Can Salvini unite Europe's right?
Italy's Interior Minister Matteo Salvini wants to forge a right-wing alliance in the EU Parliament after the European elections. At a news conference on Monday he presented the European Alliance of Peoples and Nations in Milan. At his side were the leaders of the German party AfD, the Finns Party and the Danish People's Party. Commentators explain why they doubt the plan will succeed.
Alliance like a building site
The European Alliance of People's and Nations has set itself the goal of becoming the strongest group in the EU Parliament. But it doesn't seem to know quite how yet, Huffington Post Italia comments:
“The sovereigntist alliance led by Salvini is taking the flight to Brussels but neither does it have a clear profile nor is there clarity about who will be on board. ... There is also little clarity about the content of its manifesto and the competences that are to be taken from the EU and returned to the nation states. But above all it's unclear who the lead candidate of this formation is to be, the candidate for the post of EU Commission President. No doubt this role is to fall to Salvini, but nothing has been decided yet. For the time being, at any rate, the alliance looks more like a building site.”
They're sure to quarrel with each other anyway
The alliance will have a hard time reconciling the various interests of the individual parties, Delo points out:
“This alliance that feeds on Islamophobia, anti-Semitism and nationalism while rejecting centralism from Brussels will nevertheless find it difficult to agree on a common programme. Kaczyński and Salvini have diametrically opposed positions on Russia. On the other hand neither the Polish populist, nor Marine Le Pen, nor Viktor Orbán want to allow the Italian Salvini to spearhead the right in Europe. ... According to some prognoses these parties could secure 150 of the 705 seats in the EU Parliament, and by the looks of it no one apart from Emmanuel Macron is particularly worried.”

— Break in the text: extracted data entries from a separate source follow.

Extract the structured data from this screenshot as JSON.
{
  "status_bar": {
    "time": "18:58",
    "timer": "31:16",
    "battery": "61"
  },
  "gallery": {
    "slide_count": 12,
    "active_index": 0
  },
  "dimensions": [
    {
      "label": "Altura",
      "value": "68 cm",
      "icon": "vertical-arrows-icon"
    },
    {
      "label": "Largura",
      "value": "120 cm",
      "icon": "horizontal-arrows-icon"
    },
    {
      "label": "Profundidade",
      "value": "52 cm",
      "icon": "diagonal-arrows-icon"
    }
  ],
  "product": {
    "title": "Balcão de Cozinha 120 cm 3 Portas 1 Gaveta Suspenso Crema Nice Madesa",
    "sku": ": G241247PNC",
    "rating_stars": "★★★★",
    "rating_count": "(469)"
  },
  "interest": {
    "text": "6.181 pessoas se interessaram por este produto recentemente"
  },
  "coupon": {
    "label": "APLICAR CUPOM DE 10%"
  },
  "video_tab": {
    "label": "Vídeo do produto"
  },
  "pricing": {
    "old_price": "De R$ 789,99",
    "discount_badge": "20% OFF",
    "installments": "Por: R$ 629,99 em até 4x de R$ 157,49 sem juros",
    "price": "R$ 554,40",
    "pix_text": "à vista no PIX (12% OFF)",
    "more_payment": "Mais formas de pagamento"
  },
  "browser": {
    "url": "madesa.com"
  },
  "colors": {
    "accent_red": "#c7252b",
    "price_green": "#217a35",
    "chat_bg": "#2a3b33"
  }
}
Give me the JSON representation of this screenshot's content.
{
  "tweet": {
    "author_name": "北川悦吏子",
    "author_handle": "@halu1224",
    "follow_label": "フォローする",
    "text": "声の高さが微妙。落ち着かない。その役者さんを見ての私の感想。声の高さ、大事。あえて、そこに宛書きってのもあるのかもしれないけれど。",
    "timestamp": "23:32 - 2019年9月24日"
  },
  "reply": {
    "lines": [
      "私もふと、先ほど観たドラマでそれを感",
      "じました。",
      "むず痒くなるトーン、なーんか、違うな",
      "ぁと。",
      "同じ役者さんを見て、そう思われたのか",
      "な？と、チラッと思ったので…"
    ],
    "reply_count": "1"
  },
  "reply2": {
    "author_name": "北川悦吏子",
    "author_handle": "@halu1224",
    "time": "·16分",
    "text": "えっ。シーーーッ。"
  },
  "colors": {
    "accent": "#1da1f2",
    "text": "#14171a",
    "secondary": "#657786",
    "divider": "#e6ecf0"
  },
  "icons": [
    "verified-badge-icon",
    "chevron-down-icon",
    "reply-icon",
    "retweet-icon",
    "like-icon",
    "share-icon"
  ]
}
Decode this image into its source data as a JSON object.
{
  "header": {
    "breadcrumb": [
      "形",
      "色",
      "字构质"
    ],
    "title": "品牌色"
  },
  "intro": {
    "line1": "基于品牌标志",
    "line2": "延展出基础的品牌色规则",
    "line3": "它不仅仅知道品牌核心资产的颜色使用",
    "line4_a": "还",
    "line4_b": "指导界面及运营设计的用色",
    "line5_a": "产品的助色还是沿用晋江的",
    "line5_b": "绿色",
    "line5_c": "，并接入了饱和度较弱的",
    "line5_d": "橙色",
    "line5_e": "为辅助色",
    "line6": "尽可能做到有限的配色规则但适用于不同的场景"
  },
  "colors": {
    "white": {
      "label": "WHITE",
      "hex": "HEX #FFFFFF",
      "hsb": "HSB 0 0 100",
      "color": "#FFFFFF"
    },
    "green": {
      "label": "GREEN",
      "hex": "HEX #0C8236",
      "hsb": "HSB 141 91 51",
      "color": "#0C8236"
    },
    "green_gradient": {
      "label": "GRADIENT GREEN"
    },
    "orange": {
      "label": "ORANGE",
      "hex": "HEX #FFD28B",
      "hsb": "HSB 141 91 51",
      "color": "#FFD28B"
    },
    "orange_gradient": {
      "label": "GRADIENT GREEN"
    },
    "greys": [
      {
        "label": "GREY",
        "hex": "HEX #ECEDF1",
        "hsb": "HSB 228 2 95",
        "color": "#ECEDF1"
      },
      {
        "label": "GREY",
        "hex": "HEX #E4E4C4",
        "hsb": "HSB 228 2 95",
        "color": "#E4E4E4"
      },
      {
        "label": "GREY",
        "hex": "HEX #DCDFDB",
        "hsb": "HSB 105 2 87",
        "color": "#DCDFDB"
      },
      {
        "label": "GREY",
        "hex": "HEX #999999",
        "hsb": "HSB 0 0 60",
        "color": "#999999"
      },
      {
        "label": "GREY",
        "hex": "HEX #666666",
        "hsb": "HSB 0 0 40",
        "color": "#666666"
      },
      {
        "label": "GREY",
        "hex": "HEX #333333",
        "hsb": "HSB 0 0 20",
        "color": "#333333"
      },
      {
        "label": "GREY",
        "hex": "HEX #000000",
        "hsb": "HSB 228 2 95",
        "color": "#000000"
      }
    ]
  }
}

Alliance won't hold together
The Tages-Anzeiger also doubts that the plan to unite Europe's far right will work:
“Nationalists only care about their own country: their culture, their language, their currency - and their political stars. Lega's slogan, for example, is 'Prima gli italiani': Italians first. ... From the AfD - which now wants to form a coalition with Salvini's Lega - we heard lines like: 'These Romans are crazy!' That's what Alice Weidel tweeted last autumn when Italy's budget for 2019 was made public. 'And we Germans will have to pay for it.' How are these two supposed to get along? In fact the only thing that Europe's far-right parties have in common is their hatred of all that is foreign, cosmopolitan and collaborative. The desire for isolation is the only thing that binds them. And that's not much.”
Joint bloc unlikely
Key figures in the European right were missing, Deutschlandfunk observes:
“No Kaczyński, no Orbán, no Wilders, no Strache, no Le Pen. Why? Marine Le Pen was trying to stir up resentment against Italy recently while Strache's FPÖ, on the other hand, needs to take care that it isn't thrown out of government by the ÖVP for its right-wing extremism. So it's watching its step on the European stage. Otherwise it'll lose its honeypots in Vienna. And Orbán, too, prefers to sit at the lavish table of the Christian Democratic heads of government than at the ale-bench of the far-right mucky pups. Certainly the far-right parties will make gains in the elections in May. But that they will join forces to form a single group in the European Parliament is more than improbable.”